On May 8, at 14:05:22, switch A was vPC primary and experienced a hardware failure. Its ports began to shut down (Po1 is our vPC peer link):
May 8 14:05:22 switch-A : 2021 May 8 14:05:22 PDT: %ETH_PORT_CHANNEL-5-PORT_DOWN: port-channel1: Ethernet1/53 is down
May 8 14:05:22 switch-A : 2021 May 8 14:05:22 PDT: %ETH_PORT_CHANNEL-5-FOP_CHANGED: port-channel1: first operational port changed from Ethernet1/53 to Ethernet1/51
May 8 14:05:22 switch-A : 2021 May 8 14:05:22 PDT: %ETHPORT-5-IF_DOWN_INITIALIZING: Interface Ethernet1/53 is down (Initializing)
May 8 14:05:22 switch-A : 2021 May 8 14:05:22 PDT: %VPC-2-PEER_KEEP_ALIVE_RECV_FAIL: In domain 1, VPC peer keep-alive receive has failed
Switch B began to react. It saw the failure of the peer link first, then the keepalive.
2021 May 8 14:05:24 switch-B %VPC-2-VPC_SUSP_ALL_VPC: Peer-link going down, suspending all vPCs on secondary. If vfc is bound to vPC, then only ethernet vlans of that VPC shall be down.

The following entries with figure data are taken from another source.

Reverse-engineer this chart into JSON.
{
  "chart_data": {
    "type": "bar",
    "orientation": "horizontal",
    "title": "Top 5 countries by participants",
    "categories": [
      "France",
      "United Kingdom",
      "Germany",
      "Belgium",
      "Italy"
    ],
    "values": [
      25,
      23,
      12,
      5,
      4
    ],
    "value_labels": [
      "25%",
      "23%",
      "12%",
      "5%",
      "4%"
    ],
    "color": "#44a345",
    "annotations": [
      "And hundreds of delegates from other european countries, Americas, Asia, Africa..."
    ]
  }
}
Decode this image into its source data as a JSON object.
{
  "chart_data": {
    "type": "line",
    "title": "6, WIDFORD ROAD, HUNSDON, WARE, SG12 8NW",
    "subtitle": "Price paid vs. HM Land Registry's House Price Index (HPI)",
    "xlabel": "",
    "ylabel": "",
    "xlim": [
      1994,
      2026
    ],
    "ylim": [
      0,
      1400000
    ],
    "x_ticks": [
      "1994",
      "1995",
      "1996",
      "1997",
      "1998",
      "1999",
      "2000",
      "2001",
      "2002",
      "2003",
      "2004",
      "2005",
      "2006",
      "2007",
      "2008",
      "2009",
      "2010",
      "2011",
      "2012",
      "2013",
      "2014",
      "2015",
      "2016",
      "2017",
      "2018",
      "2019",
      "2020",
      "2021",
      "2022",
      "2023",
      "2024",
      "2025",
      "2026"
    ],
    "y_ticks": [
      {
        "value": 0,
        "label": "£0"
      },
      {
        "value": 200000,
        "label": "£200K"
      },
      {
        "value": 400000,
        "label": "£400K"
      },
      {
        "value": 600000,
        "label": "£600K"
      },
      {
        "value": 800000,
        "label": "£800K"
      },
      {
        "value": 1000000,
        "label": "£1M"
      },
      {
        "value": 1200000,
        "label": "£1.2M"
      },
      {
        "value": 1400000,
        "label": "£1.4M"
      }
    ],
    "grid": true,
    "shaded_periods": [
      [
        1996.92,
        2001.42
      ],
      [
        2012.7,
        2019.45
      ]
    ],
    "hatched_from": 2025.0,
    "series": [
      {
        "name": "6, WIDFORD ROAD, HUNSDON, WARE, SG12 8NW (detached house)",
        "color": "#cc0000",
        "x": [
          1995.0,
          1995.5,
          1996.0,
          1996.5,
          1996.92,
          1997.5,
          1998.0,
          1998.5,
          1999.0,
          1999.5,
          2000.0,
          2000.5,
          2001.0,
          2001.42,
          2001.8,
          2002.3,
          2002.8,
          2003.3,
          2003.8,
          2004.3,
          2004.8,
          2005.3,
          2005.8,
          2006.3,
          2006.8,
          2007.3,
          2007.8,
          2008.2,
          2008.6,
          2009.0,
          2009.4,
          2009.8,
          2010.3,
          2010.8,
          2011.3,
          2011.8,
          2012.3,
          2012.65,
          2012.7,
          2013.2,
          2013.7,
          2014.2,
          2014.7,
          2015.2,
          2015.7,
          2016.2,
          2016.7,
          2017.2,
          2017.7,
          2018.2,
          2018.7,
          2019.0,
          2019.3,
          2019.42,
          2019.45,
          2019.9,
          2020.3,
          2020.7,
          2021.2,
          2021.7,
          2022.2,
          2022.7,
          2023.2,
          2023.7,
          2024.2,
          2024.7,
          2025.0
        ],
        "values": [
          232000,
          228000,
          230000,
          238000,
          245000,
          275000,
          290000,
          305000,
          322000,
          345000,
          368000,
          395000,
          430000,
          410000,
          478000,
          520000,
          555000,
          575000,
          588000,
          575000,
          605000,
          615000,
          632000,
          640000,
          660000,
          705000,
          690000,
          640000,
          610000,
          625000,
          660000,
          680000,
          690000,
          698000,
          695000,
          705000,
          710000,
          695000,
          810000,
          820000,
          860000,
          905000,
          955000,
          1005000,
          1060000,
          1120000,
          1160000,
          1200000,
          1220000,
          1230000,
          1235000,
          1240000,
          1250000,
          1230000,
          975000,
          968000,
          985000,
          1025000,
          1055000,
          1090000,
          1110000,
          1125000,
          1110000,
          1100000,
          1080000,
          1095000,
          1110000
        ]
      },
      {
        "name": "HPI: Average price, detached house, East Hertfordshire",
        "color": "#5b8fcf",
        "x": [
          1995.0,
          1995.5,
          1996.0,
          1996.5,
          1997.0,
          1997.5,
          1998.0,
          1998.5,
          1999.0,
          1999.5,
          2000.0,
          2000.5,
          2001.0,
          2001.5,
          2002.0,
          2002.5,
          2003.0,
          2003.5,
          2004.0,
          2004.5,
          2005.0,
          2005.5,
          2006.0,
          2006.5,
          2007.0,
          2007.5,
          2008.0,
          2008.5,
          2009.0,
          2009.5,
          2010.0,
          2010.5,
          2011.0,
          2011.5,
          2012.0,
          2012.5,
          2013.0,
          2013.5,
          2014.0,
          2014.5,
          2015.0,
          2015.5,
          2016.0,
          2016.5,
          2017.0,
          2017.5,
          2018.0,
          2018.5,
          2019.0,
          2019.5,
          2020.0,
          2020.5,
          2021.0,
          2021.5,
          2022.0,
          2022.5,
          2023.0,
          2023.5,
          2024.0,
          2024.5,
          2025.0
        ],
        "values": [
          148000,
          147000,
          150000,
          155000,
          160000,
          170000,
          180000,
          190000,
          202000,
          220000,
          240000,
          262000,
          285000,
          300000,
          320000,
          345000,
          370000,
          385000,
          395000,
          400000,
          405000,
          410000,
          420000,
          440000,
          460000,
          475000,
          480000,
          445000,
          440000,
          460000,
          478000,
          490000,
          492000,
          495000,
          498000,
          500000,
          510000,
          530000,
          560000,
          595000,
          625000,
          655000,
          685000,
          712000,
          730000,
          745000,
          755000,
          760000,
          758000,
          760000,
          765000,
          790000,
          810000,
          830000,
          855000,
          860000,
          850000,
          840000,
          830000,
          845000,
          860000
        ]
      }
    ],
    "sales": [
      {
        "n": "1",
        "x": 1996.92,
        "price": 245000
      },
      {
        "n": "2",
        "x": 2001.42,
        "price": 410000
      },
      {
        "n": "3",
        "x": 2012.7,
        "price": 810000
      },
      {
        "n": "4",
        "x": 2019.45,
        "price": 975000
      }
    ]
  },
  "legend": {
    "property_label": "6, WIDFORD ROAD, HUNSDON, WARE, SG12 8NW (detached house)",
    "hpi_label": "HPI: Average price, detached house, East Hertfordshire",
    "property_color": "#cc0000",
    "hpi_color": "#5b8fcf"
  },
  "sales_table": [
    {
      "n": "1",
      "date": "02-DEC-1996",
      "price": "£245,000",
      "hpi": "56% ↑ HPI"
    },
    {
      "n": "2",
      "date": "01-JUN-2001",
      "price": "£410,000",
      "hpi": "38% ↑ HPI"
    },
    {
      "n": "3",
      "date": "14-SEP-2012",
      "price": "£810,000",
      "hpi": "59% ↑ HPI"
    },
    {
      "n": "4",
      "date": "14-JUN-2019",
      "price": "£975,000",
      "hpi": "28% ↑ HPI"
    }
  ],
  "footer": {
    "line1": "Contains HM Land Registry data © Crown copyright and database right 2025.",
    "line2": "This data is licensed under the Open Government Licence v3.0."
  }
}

2021 May 8 14:05:31 switch-B %VPC-2-PEER_KEEP_ALIVE_RECV_FAIL: In domain 1, VPC peer keep-alive receive has failed
We have auto-recovery configured. Based on this document: https://www.cisco.com/c/dam/en/us/td/docs/switches/datacenter/sw/design/vpc_design/vpc_best_practices_design_guide.pdf
The scenario is exactly as described in Figure 103, save that these are 93180YCs, not 7Ks. We have auto-recovery configured. The vPC configuration works as expected in day-to-day operation. Switch B's configuration:
vpc domain 1
peer-switch
role priority 8192
system-priority 8192
peer-keepalive destination 10.1.1.1 source 10.1.1.2 vrf MAIN interval
400 timeout 3
delay restore 120
peer-gateway
auto-recovery
ip arp synchronize
So, keepalives every 400 ms, with 3 misses to timeout.
switch-B# show vpc
Legend:
(*) - local vPC is down, forwarding via vPC peer-link
vPC domain id : 1
Peer status : peer adjacency formed ok
vPC keep-alive status : peer is alive
Configuration consistency status : success
Per-vlan consistency status : success
Type-2 consistency status : success
vPC role : secondary, operational primary
Number of vPCs configured : 44
Peer Gateway : Enabled
Dual-active excluded VLANs : -
Graceful Consistency Check : Enabled
Auto-recovery status : Enabled, timer is off.(timeout = 240s)
Delay-restore status : Timer is off.(timeout = 120s)
Delay-restore SVI status : Timer is off.(timeout = 10s)
The auto-recovery feature says a timeout of 240 seconds.
Were we amiss in expecting switch B to take back over immediately upon loss of keepalive communication? And, if so, then what exactly is the auto-recovery feature for? And should we manually tune that timeout value?